The Holiday Shopping Season is here,
Learn How To Not Get Scammed
The biggest shopping weekend of the year is here. I’m sure you’ve noticed how many pre-Black Friday deals are already available. But for many consumers who shop on their cell phones (last year, mobile devices accounted for over 30% of online Black Friday sales and almost 50% of Cyber Monday sales), we recommend you do your due diligence.
The problem? Industry estimates show that two out of three retailers don’t have an iOS or Android app. That provides an incredibly easy opportunity for scammers to create fake apps using legitimate information and recognizable names, all in hopes of luring unsuspecting shoppers to fall for the fake app.
Here’s what you can do to protect yourself as this holiday season gets going.
1) Vet any shopping apps by visiting a retailer’s website.

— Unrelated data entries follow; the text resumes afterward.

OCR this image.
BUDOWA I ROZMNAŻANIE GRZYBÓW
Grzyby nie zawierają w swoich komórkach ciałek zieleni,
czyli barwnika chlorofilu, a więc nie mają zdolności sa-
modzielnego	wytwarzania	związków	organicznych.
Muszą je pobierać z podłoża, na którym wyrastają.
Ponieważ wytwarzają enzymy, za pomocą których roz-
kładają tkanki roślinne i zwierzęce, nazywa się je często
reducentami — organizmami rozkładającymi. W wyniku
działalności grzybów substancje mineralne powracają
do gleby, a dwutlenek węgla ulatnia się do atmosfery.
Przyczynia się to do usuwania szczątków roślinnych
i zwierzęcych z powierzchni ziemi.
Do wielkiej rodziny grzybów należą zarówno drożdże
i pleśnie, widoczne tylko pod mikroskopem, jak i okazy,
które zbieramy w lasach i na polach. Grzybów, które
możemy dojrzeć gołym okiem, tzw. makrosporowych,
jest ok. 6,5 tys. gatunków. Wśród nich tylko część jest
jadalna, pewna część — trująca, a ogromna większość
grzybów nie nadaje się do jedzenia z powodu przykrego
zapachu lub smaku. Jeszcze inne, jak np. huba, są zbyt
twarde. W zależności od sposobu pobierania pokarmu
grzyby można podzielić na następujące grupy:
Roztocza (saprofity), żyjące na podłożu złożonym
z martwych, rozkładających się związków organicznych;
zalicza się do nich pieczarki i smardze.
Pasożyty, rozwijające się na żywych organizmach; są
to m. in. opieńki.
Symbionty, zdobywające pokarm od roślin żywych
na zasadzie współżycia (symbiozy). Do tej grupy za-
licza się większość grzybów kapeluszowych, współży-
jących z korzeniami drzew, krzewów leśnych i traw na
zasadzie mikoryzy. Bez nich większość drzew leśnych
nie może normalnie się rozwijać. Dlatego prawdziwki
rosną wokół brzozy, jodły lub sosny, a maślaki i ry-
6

If you see an app for a brand you like in the Apple or Android app stores, don’t just download it blind — visit that retailer’s website to verify the app and then follow their link to its correct source.
2) Read those reviews!
If the app you’re looking at seems fishy, chances are that will be reflected in the app’s reviews by those who’ve downloaded it before. And if there aren’t any reviews, beware — a good rule of thumb is “Don’t be the first to try a new app out,” just like you should rely on the advice of IT experts and not be the first to download a new operating system or software update.
3) Look out for misspellings and other typos.
This applies equally to the world of apps as it does to the world of phishing emails and other social engineering scams. If an appeal to download an app is riddled with odd language or misspelled words, it’s probably a fake. Professional developers and major retailers employ stringent quality control before they release an app. You can also look at the screenshots that are required to be included in an app store description — if they look grainy or low resolution, avoid downloading that app.
4) Avoid giving out too much information.
This should be a no-brainer in our data breach-dominated day and age, but if an app requests a lot of info from the get-go (credit card numbers, access to photos or contacts), it’s probably a fraud. Accidentally granting permission like that is often just the mistake hackers are waiting for you to make.
5) Don’t click on any pop-up ads.
This applies equally to websites as to apps, but any time you get a lot of irritating pop-up ads, use caution. Clicking on one of those can lead a user to an external illicit site that installs malware or other viruses on your device.
This holiday season, vigilance is required to stay safe on the digital front. If you plan on doing any shopping online or via smartphone app, make sure the portal you’re using is legitimate and safe by following the tips outlined above.